Ike Sumich got there half an hour later. She explained what William Jones had told her. "Size Sixteen again," said Ike.

"Maybe."

"These guys aren't birdwatchers."

"Dust the tabletop," she said. "Extra careful on the south end. Ger the stainless push-button on the drinking fountain and the bottom and top side of the trash can lid handle. I hate to send you on a wild-goose chase, Ike, but there's a drink container with a straw in the can over there. There might be saliva or epithelial cells on that straw. If Size Sixteen used it, we can DNA print him, then check the markers against the shop rag we got at the STS on Sand Canyon. Shoot some stills this place, will you, show the angle up to the Wildcraft house. Maybe stand by that smaller sycamore and shoot up at the pool area."

Ike nodded and grinned. "And I thought I was an anal-retention control freak with grandiose delusions of power."

"We control freaks are still the best at what we do, Ike. No matter what they say."

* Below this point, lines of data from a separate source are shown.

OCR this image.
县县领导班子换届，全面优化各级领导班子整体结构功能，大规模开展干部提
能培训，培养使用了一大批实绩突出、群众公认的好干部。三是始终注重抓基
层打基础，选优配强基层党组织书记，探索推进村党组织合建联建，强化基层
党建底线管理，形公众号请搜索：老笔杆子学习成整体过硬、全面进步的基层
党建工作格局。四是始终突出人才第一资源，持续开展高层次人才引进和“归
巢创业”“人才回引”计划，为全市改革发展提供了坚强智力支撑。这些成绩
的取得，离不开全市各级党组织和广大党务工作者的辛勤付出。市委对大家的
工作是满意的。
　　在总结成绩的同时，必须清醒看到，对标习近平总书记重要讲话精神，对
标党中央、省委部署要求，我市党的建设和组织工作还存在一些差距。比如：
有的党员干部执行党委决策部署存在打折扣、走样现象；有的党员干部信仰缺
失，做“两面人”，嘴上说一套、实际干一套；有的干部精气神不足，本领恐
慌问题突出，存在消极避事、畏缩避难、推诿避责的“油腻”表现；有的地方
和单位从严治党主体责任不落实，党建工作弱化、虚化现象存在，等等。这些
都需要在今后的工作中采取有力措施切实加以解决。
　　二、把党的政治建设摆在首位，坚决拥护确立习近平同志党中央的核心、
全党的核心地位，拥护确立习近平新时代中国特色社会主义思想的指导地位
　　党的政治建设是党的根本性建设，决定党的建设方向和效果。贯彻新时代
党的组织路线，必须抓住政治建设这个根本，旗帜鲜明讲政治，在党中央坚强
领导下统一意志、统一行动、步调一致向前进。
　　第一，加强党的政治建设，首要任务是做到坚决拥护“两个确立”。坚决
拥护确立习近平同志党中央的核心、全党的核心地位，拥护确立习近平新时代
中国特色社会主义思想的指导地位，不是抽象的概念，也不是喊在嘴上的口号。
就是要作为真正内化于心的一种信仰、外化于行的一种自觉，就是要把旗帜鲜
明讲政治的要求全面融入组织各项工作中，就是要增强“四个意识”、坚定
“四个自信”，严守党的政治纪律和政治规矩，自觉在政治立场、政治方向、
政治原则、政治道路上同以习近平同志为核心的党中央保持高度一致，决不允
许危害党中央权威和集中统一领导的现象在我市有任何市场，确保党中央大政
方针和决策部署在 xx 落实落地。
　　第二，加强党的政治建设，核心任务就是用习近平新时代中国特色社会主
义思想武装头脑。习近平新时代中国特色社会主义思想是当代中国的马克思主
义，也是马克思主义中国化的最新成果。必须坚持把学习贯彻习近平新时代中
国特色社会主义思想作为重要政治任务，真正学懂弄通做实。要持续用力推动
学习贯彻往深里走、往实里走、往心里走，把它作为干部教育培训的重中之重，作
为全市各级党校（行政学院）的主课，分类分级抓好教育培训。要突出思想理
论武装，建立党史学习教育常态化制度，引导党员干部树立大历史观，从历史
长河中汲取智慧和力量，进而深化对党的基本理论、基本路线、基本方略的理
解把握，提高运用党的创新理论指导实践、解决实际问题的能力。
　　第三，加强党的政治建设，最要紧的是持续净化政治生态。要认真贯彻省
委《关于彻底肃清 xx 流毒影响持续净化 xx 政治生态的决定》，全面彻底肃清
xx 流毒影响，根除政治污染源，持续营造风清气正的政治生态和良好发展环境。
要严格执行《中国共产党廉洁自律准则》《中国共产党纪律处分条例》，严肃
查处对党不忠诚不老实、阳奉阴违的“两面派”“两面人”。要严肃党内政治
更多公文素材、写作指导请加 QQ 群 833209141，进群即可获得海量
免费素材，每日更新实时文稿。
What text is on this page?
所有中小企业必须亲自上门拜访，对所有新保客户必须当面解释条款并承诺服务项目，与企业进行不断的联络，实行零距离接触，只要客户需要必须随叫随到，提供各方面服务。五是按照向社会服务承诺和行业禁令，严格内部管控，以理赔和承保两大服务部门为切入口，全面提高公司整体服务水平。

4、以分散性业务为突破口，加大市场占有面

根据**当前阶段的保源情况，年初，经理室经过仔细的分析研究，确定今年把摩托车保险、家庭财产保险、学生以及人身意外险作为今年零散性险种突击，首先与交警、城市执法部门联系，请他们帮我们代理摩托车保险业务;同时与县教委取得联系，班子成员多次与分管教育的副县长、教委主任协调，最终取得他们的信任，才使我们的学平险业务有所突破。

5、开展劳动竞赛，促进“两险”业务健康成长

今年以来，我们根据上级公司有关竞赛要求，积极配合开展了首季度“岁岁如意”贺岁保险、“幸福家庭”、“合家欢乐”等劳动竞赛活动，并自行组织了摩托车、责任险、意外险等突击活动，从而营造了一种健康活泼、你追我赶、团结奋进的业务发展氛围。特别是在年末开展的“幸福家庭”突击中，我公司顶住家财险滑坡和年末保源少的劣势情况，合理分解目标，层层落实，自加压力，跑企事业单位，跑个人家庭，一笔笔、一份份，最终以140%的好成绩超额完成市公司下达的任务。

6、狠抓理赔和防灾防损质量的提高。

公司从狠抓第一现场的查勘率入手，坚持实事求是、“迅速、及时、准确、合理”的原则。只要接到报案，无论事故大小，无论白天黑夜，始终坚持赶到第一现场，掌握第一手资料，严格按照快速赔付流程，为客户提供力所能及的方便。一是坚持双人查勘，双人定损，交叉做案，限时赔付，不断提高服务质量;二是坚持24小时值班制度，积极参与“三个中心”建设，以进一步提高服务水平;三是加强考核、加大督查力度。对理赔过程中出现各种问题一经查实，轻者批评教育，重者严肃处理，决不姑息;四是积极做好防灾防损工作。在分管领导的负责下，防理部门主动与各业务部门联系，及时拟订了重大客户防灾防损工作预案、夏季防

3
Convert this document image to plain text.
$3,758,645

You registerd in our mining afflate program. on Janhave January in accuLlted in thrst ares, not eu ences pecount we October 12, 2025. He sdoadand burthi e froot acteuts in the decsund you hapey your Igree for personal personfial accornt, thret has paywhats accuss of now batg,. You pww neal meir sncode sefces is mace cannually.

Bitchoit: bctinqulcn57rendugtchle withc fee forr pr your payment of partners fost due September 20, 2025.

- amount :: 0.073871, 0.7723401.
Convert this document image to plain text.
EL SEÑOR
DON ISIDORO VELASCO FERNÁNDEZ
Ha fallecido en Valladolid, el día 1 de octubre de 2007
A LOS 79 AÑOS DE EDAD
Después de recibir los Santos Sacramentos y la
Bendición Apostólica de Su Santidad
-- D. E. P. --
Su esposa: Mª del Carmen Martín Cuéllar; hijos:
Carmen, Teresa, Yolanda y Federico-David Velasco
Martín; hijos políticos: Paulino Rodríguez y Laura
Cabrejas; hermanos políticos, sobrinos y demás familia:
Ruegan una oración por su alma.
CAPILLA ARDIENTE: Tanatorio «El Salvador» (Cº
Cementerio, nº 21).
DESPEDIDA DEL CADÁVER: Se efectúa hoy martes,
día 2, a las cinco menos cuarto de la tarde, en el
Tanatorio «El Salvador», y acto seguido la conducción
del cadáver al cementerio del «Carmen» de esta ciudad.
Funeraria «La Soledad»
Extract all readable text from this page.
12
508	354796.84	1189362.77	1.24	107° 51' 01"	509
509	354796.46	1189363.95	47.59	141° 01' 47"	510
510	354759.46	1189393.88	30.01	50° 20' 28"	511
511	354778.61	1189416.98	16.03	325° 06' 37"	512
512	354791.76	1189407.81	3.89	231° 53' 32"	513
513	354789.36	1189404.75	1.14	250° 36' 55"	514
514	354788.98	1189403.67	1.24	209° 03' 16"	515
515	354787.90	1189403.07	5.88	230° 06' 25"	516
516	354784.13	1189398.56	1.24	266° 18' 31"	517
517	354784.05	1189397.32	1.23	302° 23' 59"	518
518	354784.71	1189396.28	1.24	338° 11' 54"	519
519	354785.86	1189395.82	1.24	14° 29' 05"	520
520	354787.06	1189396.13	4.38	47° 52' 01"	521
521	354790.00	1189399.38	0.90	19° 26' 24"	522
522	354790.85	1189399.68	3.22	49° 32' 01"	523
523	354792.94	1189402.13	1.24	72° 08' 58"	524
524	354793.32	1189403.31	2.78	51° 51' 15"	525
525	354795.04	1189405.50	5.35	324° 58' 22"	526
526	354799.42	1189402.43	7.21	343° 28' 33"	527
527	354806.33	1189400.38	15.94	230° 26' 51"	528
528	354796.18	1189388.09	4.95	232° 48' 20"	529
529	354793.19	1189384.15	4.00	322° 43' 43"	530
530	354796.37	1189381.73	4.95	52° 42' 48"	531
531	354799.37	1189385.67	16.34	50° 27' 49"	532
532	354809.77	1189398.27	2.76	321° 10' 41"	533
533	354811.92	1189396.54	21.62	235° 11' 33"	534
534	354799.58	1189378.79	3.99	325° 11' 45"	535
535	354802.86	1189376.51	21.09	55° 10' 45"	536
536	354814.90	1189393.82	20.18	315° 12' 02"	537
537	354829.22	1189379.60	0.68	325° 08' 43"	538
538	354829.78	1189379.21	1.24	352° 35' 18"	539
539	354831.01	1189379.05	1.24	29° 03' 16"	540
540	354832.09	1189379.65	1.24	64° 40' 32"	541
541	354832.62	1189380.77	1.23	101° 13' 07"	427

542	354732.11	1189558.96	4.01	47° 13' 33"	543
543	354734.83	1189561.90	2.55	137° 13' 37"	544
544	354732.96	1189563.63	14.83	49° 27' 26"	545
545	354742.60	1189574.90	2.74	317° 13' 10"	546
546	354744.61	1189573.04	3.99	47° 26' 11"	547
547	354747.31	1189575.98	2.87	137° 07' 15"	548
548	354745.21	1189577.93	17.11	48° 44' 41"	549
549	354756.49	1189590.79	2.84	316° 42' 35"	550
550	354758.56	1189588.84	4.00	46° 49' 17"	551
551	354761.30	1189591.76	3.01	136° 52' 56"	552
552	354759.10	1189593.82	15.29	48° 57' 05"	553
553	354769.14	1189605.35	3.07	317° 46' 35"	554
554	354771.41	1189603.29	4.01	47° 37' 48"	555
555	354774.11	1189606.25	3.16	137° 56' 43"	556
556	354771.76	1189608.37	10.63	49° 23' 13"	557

"Where do you think Wildcraft got to?"

"I've got no idea. Do you?"

"I take it you tried partner, friends and family?"

"No luck, or one of them was lying."

Sumich shook his head. "When's her funeral?"

"Not until Wednesday. I think they wanted to wait until he was out of the hospital."

"I'll bet you a hundred bucks he'll show."

Rayborn tried to guess the chances of Wildcraft showing his face at the funeral now. Slim and none? "I want him before then."

"I can see why. Disaster on CNB today, and you know the networks will pick it up."

Rayborn hadn't thought it through quite that far until now. The idea of Archie all over the networks made her heart feel heavy. And who would they be coming after for statements, to answer why the cops hadn't arrested him-or at least brought him in for a formal interview-before he could vanish?